Nota prévia: o termo "Vietname" aplica-se à história do Sport Lisboa e Benfica dos anos de 1994 a 2004, célebres pela grave crise desportiva, política e financeira que o clube atravessou.

Foto: Benfica

Com o arranque positivo da temporada 21/22, em que o Benfica chegou a liderar de forma isolada a Liga Portuguesa e a forma como passou aos oitavos-de-final da Liga dos Campeões, onde ficou à frente do Barcelona no seu grupo, tendo vencido os catalães (na segunda jornada), por expressivos 3-0, a confirmação de Rui Costa como novo líder pelas urnas, a nuvem negra, que estava carregada em cima do Benfica, parecia começar a dissipar-se. Nada disso, os sintomas de crise mantiveram-se. O futebol entrou numa espiral negativa que culminou na perda da liderança do Campeonato e distanciamento dos rivais, a eliminação humilhante na Taça de Portugal para o FC Porto, e a demissão polémica de Jorge Jesus que reacendeu a discussão sobre o estado do balneário dos encarnados. A direção, eleita em Outubro passado, começa a ser fortemente contestada, num clube onde os sócios estão cada vez mais em posições extremadas, em troca de acusações e atribuição de culpas sobre o estado do Benfica.


Completo desnorte desportivo

Este é na minha opinião o problema mais gritante no atual momento do Benfica, mais grave, o problema não é de agora, mas hoje parece mais grave do que era antes. Se achou confuso, passo a explicar. Não se percebe muito bem, desde 2017 e ainda com Vieira na sua máxima pujança enquanto líder do Benfica, que estratégia tem o Benfica para o futebol. Tudo isto começa com o ataque desastroso ao Pentacampeonato, algo que seria histórico no clube, já que a direção, simplesmente, investiu praticamente 0 no plantel, não colmatando saídas importantes como de Éderson, Nelson Semedo e Lindelof.
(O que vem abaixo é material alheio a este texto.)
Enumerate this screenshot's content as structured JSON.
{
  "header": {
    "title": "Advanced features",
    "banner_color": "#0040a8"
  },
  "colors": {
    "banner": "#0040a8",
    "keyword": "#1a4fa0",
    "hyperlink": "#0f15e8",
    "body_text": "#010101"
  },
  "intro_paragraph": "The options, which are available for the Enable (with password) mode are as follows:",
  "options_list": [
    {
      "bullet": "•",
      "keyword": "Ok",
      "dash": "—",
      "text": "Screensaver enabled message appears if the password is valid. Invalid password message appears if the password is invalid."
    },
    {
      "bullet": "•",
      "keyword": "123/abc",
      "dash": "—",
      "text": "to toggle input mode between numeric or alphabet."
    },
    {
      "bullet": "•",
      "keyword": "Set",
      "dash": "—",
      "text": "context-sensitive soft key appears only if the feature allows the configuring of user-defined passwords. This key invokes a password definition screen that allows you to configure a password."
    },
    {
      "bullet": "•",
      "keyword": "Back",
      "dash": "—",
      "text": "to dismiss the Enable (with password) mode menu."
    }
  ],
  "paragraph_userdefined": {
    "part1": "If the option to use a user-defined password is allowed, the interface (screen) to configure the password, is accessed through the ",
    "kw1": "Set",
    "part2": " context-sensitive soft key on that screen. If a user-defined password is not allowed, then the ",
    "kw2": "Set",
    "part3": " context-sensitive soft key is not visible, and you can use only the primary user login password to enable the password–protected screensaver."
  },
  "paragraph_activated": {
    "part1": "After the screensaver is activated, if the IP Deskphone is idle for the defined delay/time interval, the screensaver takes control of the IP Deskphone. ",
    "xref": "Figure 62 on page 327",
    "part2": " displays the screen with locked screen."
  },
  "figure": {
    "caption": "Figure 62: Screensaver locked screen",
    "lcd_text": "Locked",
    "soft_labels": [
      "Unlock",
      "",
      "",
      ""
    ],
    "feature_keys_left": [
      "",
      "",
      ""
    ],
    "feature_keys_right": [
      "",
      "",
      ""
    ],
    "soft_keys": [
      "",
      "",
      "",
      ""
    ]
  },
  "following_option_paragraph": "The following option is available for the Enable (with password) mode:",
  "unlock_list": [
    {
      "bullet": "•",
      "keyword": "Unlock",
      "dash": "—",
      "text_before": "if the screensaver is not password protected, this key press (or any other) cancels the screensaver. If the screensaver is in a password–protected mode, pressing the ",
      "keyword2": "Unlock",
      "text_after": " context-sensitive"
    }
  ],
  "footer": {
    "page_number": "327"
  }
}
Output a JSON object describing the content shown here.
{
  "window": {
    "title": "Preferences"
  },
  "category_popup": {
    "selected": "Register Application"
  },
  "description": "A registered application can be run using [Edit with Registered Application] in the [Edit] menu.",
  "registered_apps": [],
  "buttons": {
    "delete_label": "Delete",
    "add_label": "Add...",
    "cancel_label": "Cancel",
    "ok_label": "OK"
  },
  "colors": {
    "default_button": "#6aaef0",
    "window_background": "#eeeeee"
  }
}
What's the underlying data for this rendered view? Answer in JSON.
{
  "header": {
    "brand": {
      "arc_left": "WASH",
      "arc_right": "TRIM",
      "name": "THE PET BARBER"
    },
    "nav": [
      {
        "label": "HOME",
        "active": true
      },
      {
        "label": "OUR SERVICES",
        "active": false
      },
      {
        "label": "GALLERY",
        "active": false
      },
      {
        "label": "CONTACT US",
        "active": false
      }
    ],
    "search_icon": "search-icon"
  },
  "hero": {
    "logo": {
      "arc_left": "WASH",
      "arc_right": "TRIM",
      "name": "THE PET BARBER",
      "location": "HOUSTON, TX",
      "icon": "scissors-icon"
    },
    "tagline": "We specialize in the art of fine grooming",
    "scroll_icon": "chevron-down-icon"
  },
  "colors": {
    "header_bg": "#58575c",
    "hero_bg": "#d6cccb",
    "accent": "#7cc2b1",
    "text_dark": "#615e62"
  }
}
Desde esse momento tem se estado num estado aparente à deriva. Não se percebe bem se o Benfica vai atacar o mercado interno, se vai trazer jogadores de fora ou se aposta de forma mais efetiva nos seus jovens. Até 2017 a estratégia era clara. Aos ativos importantes do plantel, o Benfica juntava jogadores da sua formação, que com tempo e ideias claras de jogo se desenvolviam e eram vendidos em bons negócios. Renato Sanches, Nélson Semedo, Éderson e João Félix foram os exemplos mais claros dessa estratégia. Apesar de render financeiramente e desportivamente, havia aqueles que achavam que o Benfica se tinha tornado demasiado numa montra e que o sucesso financeiro estava a ser colocado à frente do sucesso desportivo, já que época, após época, jovens influentes e com identificação ao clube eram vendidos.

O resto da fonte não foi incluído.